Los dos principales efectos de la unción son: ante todo, unir al ungido a aquel que lo unge, y luego, recibir de él la misión. La unción es para la misión y la misión es para la comunión. Eso es lo que sucedió en María de Nazaret cuando en la anunciación aceptó unirse toda y para siempre al Espíritu Santo y comprometerse a ser la madre del Mesías. Ungida para la misión fue misionera de la comunión. Por eso con toda razón la celebramos este año como “María, Madre del pueblo, esperanza nuestra”. Ella fue ungida para ser la madre de Jesús y en Él también para ser la madre de un pueblo de hijos y hermanos. Ella es la Tiernísima Madre de Dios y de los hombres, por haber sido fidelísima a la unción y a su misión.

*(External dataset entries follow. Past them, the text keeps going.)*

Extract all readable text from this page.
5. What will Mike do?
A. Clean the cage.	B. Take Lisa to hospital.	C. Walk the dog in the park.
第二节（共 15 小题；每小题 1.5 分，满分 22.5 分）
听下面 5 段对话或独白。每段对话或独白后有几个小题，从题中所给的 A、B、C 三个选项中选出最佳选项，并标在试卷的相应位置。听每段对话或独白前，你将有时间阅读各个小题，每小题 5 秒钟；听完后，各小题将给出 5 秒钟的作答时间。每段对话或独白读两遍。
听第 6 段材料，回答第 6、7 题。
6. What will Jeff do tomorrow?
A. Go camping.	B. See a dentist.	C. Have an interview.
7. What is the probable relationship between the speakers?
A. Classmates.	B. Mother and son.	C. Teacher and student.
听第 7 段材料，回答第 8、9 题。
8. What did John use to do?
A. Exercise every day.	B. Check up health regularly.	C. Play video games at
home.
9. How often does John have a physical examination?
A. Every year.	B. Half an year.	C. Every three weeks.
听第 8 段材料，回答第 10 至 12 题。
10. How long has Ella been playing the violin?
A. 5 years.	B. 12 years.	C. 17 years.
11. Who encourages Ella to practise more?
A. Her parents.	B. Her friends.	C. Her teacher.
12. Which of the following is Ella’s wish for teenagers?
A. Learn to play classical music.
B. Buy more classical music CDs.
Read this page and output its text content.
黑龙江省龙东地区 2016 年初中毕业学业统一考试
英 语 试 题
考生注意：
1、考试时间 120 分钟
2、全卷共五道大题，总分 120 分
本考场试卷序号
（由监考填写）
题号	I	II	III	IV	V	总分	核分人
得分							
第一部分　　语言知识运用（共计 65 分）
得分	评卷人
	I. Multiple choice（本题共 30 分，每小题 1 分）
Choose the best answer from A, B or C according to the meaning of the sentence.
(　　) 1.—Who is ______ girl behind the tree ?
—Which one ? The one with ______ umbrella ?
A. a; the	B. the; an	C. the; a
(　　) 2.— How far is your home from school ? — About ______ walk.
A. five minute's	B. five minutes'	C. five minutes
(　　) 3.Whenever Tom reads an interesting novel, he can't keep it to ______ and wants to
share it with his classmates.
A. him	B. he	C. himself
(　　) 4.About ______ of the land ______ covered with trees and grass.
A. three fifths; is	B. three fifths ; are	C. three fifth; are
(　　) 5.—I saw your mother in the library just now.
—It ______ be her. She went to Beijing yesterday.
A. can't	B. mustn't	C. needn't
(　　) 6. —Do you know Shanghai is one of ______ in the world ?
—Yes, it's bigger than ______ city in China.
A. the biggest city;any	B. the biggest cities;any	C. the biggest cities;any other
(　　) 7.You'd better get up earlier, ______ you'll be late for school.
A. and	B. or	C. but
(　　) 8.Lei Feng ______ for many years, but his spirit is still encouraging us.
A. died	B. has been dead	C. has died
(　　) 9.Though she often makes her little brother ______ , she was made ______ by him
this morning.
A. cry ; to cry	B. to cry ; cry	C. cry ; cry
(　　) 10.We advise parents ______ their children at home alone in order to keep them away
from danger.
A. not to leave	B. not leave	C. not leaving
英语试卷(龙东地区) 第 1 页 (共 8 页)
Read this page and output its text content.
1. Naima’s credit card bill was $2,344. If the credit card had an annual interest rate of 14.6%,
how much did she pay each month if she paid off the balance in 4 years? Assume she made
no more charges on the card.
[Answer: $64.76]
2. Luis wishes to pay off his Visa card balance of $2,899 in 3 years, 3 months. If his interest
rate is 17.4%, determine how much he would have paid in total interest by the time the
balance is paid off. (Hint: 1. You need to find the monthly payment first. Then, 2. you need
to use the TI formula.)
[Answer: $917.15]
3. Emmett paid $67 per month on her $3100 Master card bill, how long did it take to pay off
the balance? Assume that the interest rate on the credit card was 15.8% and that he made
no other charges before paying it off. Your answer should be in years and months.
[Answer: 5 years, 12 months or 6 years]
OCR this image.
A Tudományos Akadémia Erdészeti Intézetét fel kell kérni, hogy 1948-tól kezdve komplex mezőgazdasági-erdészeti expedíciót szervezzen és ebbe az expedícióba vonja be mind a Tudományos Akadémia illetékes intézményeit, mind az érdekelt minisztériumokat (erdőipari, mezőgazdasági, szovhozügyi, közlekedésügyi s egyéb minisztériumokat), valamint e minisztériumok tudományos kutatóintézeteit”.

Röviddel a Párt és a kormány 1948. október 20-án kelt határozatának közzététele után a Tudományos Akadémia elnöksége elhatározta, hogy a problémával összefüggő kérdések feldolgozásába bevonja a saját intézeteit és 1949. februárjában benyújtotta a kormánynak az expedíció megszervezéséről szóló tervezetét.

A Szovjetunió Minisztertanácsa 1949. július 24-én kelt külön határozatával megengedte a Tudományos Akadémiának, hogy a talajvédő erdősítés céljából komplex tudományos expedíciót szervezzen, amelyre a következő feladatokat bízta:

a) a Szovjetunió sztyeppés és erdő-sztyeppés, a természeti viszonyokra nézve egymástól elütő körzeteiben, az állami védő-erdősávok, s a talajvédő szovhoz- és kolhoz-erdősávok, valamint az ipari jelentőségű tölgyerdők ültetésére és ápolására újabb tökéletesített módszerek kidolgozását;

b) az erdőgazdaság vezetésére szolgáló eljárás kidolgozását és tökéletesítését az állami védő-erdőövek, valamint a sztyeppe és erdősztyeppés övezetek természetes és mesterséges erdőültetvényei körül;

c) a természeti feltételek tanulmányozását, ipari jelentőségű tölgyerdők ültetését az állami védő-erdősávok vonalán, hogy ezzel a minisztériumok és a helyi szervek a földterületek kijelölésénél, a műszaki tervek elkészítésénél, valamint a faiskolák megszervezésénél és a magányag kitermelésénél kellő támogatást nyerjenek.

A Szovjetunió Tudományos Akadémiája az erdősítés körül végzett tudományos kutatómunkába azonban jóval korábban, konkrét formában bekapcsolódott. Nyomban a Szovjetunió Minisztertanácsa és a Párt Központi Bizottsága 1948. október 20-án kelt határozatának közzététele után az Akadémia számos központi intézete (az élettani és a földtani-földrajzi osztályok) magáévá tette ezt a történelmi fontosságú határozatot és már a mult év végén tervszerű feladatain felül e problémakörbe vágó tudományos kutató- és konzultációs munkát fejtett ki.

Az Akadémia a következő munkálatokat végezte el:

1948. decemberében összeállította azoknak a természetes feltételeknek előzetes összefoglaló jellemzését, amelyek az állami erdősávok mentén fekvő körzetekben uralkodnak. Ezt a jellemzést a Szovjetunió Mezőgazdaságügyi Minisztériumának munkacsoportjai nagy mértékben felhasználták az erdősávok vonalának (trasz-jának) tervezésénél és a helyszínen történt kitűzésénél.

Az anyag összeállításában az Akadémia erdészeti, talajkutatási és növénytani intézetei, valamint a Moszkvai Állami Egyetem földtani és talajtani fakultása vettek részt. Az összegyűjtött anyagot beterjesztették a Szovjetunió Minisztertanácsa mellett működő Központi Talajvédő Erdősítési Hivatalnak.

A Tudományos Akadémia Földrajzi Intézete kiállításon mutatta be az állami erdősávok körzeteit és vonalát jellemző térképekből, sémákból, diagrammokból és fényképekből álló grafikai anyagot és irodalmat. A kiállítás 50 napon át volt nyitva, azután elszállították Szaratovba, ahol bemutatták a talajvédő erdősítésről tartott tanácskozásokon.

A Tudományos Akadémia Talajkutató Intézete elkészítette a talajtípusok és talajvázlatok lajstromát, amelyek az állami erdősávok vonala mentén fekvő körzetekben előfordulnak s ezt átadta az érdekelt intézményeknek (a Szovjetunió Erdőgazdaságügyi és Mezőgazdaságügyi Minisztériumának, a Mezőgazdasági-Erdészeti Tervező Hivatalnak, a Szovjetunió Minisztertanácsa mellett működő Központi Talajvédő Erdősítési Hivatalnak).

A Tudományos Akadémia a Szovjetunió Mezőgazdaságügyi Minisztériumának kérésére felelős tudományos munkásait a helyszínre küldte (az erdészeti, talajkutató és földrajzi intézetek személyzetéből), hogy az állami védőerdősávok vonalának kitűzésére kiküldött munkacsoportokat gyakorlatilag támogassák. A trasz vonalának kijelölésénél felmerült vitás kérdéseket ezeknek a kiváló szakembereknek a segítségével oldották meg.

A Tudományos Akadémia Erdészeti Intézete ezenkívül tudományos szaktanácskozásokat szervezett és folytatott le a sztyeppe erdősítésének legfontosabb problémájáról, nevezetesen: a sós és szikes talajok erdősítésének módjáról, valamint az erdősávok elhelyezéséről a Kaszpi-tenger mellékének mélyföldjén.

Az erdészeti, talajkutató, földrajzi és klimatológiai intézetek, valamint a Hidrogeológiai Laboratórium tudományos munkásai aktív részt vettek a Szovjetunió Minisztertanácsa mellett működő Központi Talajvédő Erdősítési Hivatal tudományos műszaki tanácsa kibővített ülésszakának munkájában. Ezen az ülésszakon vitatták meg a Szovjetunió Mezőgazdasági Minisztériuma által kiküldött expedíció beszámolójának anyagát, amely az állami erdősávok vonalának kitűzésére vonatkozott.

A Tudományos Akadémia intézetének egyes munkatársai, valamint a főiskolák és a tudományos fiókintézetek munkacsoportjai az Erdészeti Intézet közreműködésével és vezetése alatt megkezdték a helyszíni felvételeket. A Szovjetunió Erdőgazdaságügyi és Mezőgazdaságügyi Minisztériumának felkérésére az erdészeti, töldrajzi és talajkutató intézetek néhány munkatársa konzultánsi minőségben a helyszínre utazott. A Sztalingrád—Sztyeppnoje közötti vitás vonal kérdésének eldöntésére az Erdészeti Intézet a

También nosotros, obispo y presbiterio, fuimos ungidos el día de nuestra ordenación para unirnos estrechamente a la vida y misión del Señor Jesús. Unión que necesitamos renovar diariamente, nutriéndola de una constante vida de oración, meditación de la Palabra de Dios y vida sacramental y, en particular, del sacramento de la reconciliación. El Pueblo de Dios tiene necesidad de sacerdotes que tengan una profunda experiencia de Dios y que esa experiencia refleje en sus actitudes y en sus palabras el corazón del Buen Pastor. Para ello, la integración y unidad interior son una condición indispensable para la coherencia y transparencia de vida en todo aquel a quien se le ha confiado una misión, sea en el orden familiar, social o religioso, porque nadie da lo que no tiene.

El Santo Cura Brochero, que la Iglesia nos regaló como ejemplo y amigo de Dios a quien recurrir en nuestras necesidades, se fue haciendo cura a lomo de mula para llegar hasta los últimos. Que también nosotros nos animemos a ser hoy curas a “lomo de pandemia”, para estar cerca de los enfermos y aliviarlos, sostener la fe de sus familiares, animar a los que ya no soportan el aislamiento, haciendo también nuestras las palabras del Santo: "Yo me felicitaría si Dios me saca de este planeta sentado confesando y predicando el Evangelio".

Encomendamos a Nuestra Tierna Madre de Itatí las promesas sacerdotales que a continuación vamos a renovar, y le pedimos que toda nuestra vida y ministerio sea una alegre, generosa y valiente entrega a Jesús, Buen Pastor y a su Pueblo, para que, fortalecido en la fe y la esperanza, no tenga ningún miedo de nada ni de nadie porque, estrechamente unidos a Jesús, nada malo nos puede pasar.